Newsweek speculates: "Ruthless as it may seem, some donors may withhold their support until it's clear Elizabeth's illness will not overwhelm Edwards's candidacy. A fund-raising deficit could make it impossible for Edwards to secure early endorsements from labor leaders who are wary of alienating Hillary Clinton and may only support a candidate with a decent shot at the nomination."
The AP's lead from the 60 Minutes interview last night was John Edwards' discouragement of supporting him if you are simply feeling sympathetic to Elizabeth.
The New York Times' headline: "Edwards's Cancer Has Spread into One of her Hips."
Among the more interesting analysis pieces over the weekend was this one from the Los Angeles Times' newest opinion columnist, Ron Brownstein: "Obama's early support is following a pattern familiar from the campaigns of other brainy liberals with cool, detached personas and messages of political reform, from Eugene McCarthy in 1968 to Gary Hart in 1984 to Bill Bradley in 2000. Like those predecessors, Obama is running strong with well-educated voters but demonstrating much less support among those without college degrees… But it is not a pattern Obama can allow to harden.
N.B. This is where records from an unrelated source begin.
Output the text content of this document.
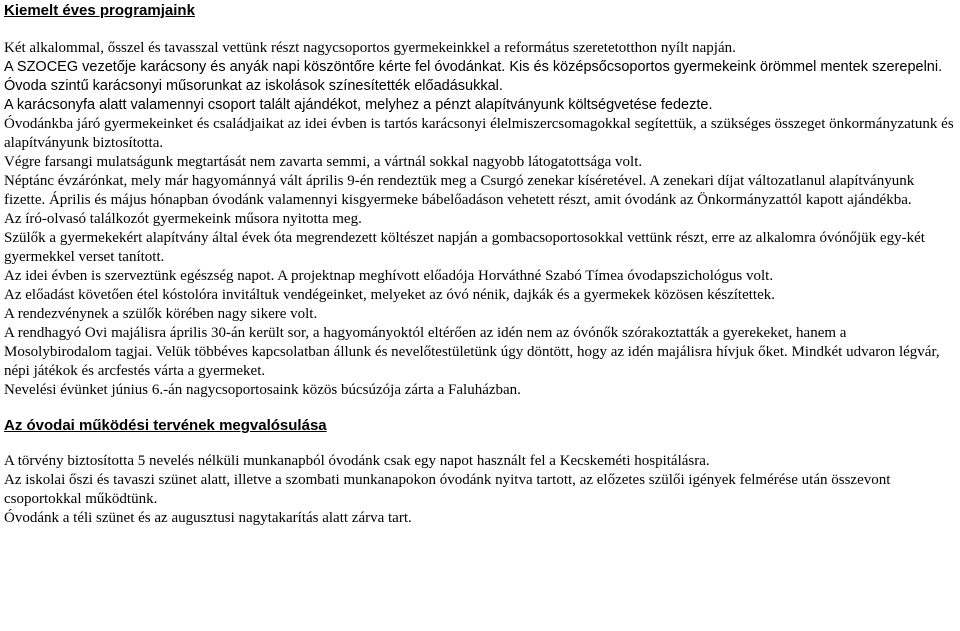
Kiemelt éves programjaink

Két alkalommal, ősszel és tavasszal vettünk részt nagycsoportos gyermekeinkkel a református szeretetotthon nyílt napján.

A SZOCEG vezetője karácsony és anyák napi köszöntőre kérte fel óvodánkat. Kis és középsőcsoportos gyermekeink örömmel mentek szerepelni.

Óvoda szintű karácsonyi műsorunkat az iskolások színesítették előadásukkal.

A karácsonyfa alatt valamennyi csoport talált ajándékot, melyhez a pénzt alapítványunk költségvetése fedezte.

Óvodánkba járó gyermekeinket és családjaikat az idei évben is tartós karácsonyi élelmiszercsomagokkal segítettük, a szükséges összeget önkormányzatunk és alapítványunk biztosította.

Végre farsangi mulatságunk megtartását nem zavarta semmi, a vártnál sokkal nagyobb látogatottsága volt.

Néptánc évzárónkat, mely már hagyománnyá vált április 9-én rendeztük meg a Csurgó zenekar kíséretével. A zenekari díjat változatlanul alapítványunk fizette. Április és május hónapban óvodánk valamennyi kisgyermeke bábelőadáson vehetett részt, amit óvodánk az Önkormányzattól kapott ajándékba.

Az író-olvasó találkozót gyermekeink műsora nyitotta meg.

Szülők a gyermekekért alapítvány által évek óta megrendezett költészet napján a gombacsoportosokkal vettünk részt, erre az alkalomra óvónőjük egy-két gyermekkel verset tanított.

Az idei évben is szerveztünk egészség napot. A projektnap meghívott előadója Horváthné Szabó Tímea óvodapszichológus volt.

Az előadást követően étel kóstolóra invitáltuk vendégeinket, melyeket az óvó nénik, dajkák és a gyermekek közösen készítettek.

A rendezvénynek a szülők körében nagy sikere volt.

A rendhagyó Ovi majálisra április 30-án került sor, a hagyományoktól eltérően az idén nem az óvónők szórakoztatták a gyerekeket, hanem a Mosolybirodalom tagjai. Velük többéves kapcsolatban állunk és nevelőtestületünk úgy döntött, hogy az idén majálisra hívjuk őket. Mindkét udvaron légvár, népi játékok és arcfestés várta a gyermeket.

Nevelési évünket június 6.-án nagycsoportosaink közös búcsúzója zárta a Faluházban.

Az óvodai működési tervének megvalósulása

A törvény biztosította 5 nevelés nélküli munkanapból óvodánk csak egy napot használt fel a Kecskeméti hospitálásra.

Az iskolai őszi és tavaszi szünet alatt, illetve a szombati munkanapokon óvodánk nyitva tartott, az előzetes szülői igények felmérése után összevont csoportokkal működtünk.

Óvodánk a téli szünet és az augusztusi nagytakarítás alatt zárva tart.
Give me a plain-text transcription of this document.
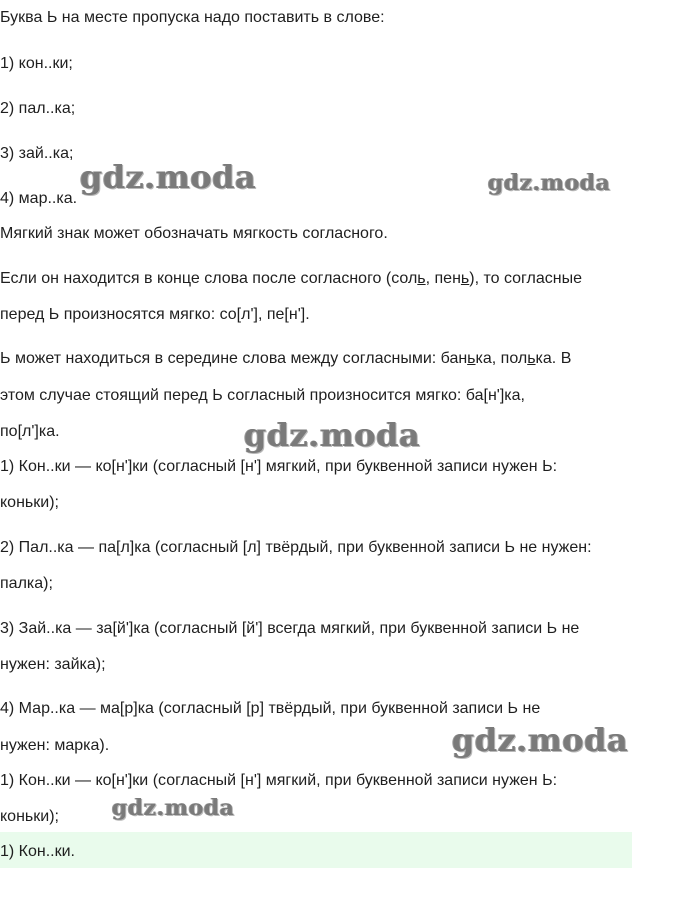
Буква Ь на месте пропуска надо поставить в слове:

1) кон..ки;

2) пал..ка;

3) зай..ка;

4) мар..ка.

Мягкий знак может обозначать мягкость согласного.

Если он находится в конце слова после согласного (соль, пень), то согласные

перед Ь произносятся мягко: со[л'], пе[н'].

Ь может находиться в середине слова между согласными: банька, полька. В

этом случае стоящий перед Ь согласный произносится мягко: ба[н']ка,

по[л']ка.

1) Кон..ки — ко[н']ки (согласный [н'] мягкий, при буквенной записи нужен Ь:

коньки);

2) Пал..ка — па[л]ка (согласный [л] твёрдый, при буквенной записи Ь не нужен:

палка);

3) Зай..ка — за[й']ка (согласный [й'] всегда мягкий, при буквенной записи Ь не

нужен: зайка);

4) Мар..ка — ма[р]ка (согласный [р] твёрдый, при буквенной записи Ь не

нужен: марка).

1) Кон..ки — ко[н']ки (согласный [н'] мягкий, при буквенной записи нужен Ь:

коньки);

1) Кон..ки.
gdz.moda	gdz.moda
gdz.moda
gdz.moda
gdz.moda
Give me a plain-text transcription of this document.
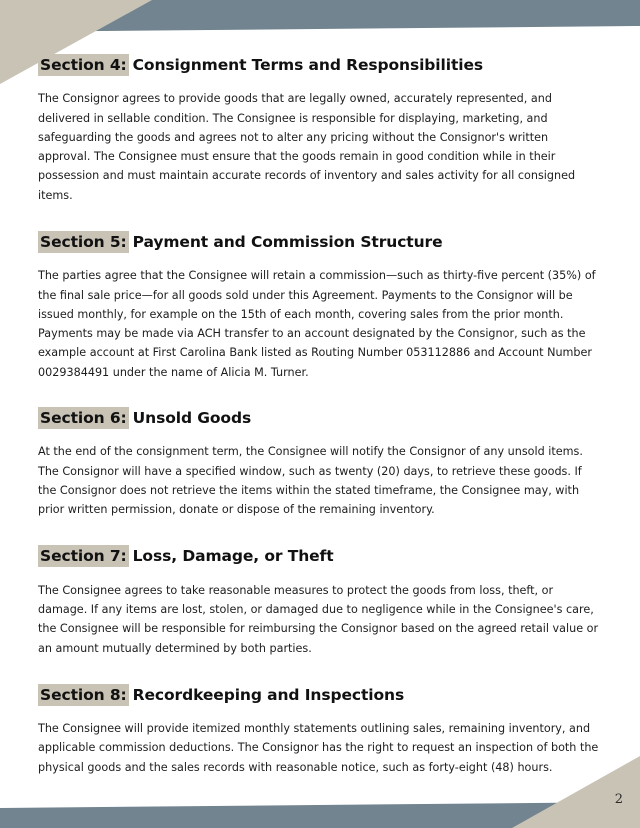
Section 4: Consignment Terms and Responsibilities

The Consignor agrees to provide goods that are legally owned, accurately represented, and delivered in sellable condition. The Consignee is responsible for displaying, marketing, and safeguarding the goods and agrees not to alter any pricing without the Consignor's written approval. The Consignee must ensure that the goods remain in good condition while in their possession and must maintain accurate records of inventory and sales activity for all consigned items.

Section 5: Payment and Commission Structure

The parties agree that the Consignee will retain a commission—such as thirty-five percent (35%) of the final sale price—for all goods sold under this Agreement. Payments to the Consignor will be issued monthly, for example on the 15th of each month, covering sales from the prior month. Payments may be made via ACH transfer to an account designated by the Consignor, such as the example account at First Carolina Bank listed as Routing Number 053112886 and Account Number 0029384491 under the name of Alicia M. Turner.

Section 6: Unsold Goods

At the end of the consignment term, the Consignee will notify the Consignor of any unsold items. The Consignor will have a specified window, such as twenty (20) days, to retrieve these goods. If the Consignor does not retrieve the items within the stated timeframe, the Consignee may, with prior written permission, donate or dispose of the remaining inventory.

Section 7: Loss, Damage, or Theft

The Consignee agrees to take reasonable measures to protect the goods from loss, theft, or damage. If any items are lost, stolen, or damaged due to negligence while in the Consignee's care, the Consignee will be responsible for reimbursing the Consignor based on the agreed retail value or an amount mutually determined by both parties.

Section 8: Recordkeeping and Inspections

The Consignee will provide itemized monthly statements outlining sales, remaining inventory, and applicable commission deductions. The Consignor has the right to request an inspection of both the physical goods and the sales records with reasonable notice, such as forty-eight (48) hours.

2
All of the candidates whose support fit that profile ultimately lost the nomination to rivals whose support was rooted in the blue-collar and minority communities where Clinton is strongest in early surveys."
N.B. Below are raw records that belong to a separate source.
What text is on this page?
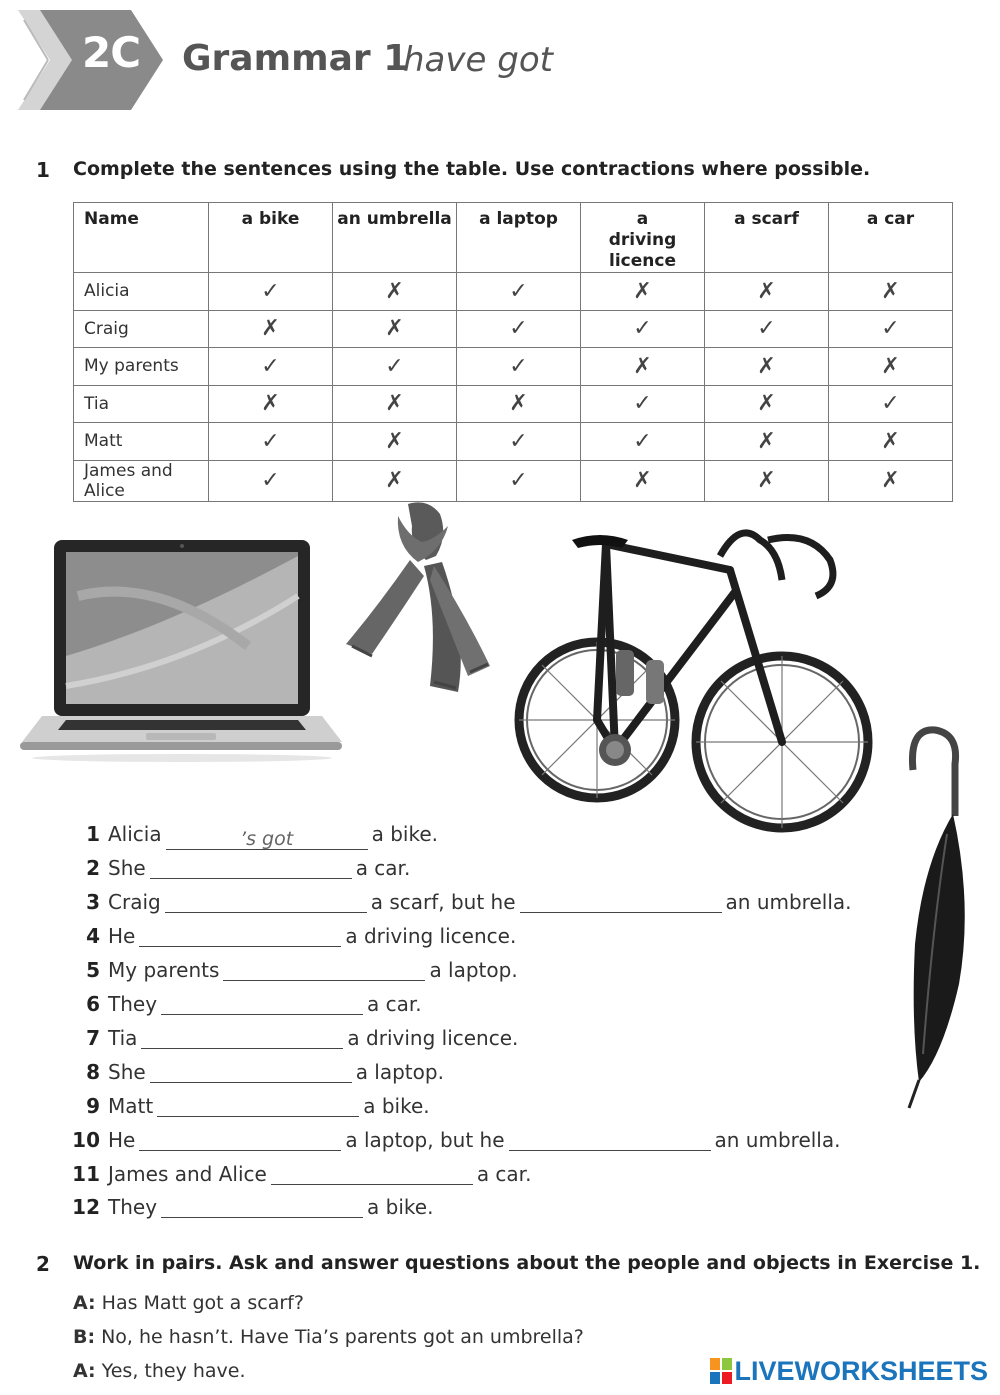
2C Grammar 1
have got
1 Complete the sentences using the table. Use contractions where possible.
Name	a bike	an umbrella	a laptop	a driving licence	a scarf	a car
Alicia	✓	✗	✓	✗	✗	✗
Craig	✗	✗	✓	✓	✓	✓
My parents	✓	✓	✓	✗	✗	✗
Tia	✗	✗	✗	✓	✗	✓
Matt	✓	✗	✓	✓	✗	✗
James and Alice	✓	✗	✓	✗	✗	✗
1 Alicia	’s got	a bike.
2 She	a car.
3 Craig	a scarf, but he	an umbrella.
4 He	a driving licence.
5 My parents	a laptop.
6 They	a car.
7 Tia	a driving licence.
8 She	a laptop.
9 Matt	a bike.
10 He	a laptop, but he	an umbrella.
11 James and Alice	a car.
12 They	a bike.
2 Work in pairs. Ask and answer questions about the people and objects in Exercise 1.
A: Has Matt got a scarf?
B: No, he hasn’t. Have Tia’s parents got an umbrella?
A: Yes, they have.	LIVEWORKSHEETS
Chicago Tribune finally weighed in Sunday with its own major profile of Obama: "More than 40 interviews with former classmates, teachers, friends and neighbors in his childhood homes of Hawaii and Indonesia, as well as a review of public records, show the arc of Obama's personal journey took him to places and situations far removed from the experience of most Americans. At the same time, several of his oft-recited stories may not have happened in the way he has recounted them. Some seem to make Obama look better in the retelling, others appear to exaggerate his outward struggles over issues of race, or simply skim over some of the most painful, private moments of his life."
Most of the Democratic candidates made it out to Las Vegas to participate in a health-care forum. Apparently, both Obama and Hillary hinted that they could raise taxes to implement their health care plans.
Remember, Edwards has already pledged to raise taxes to pay for his health care plan.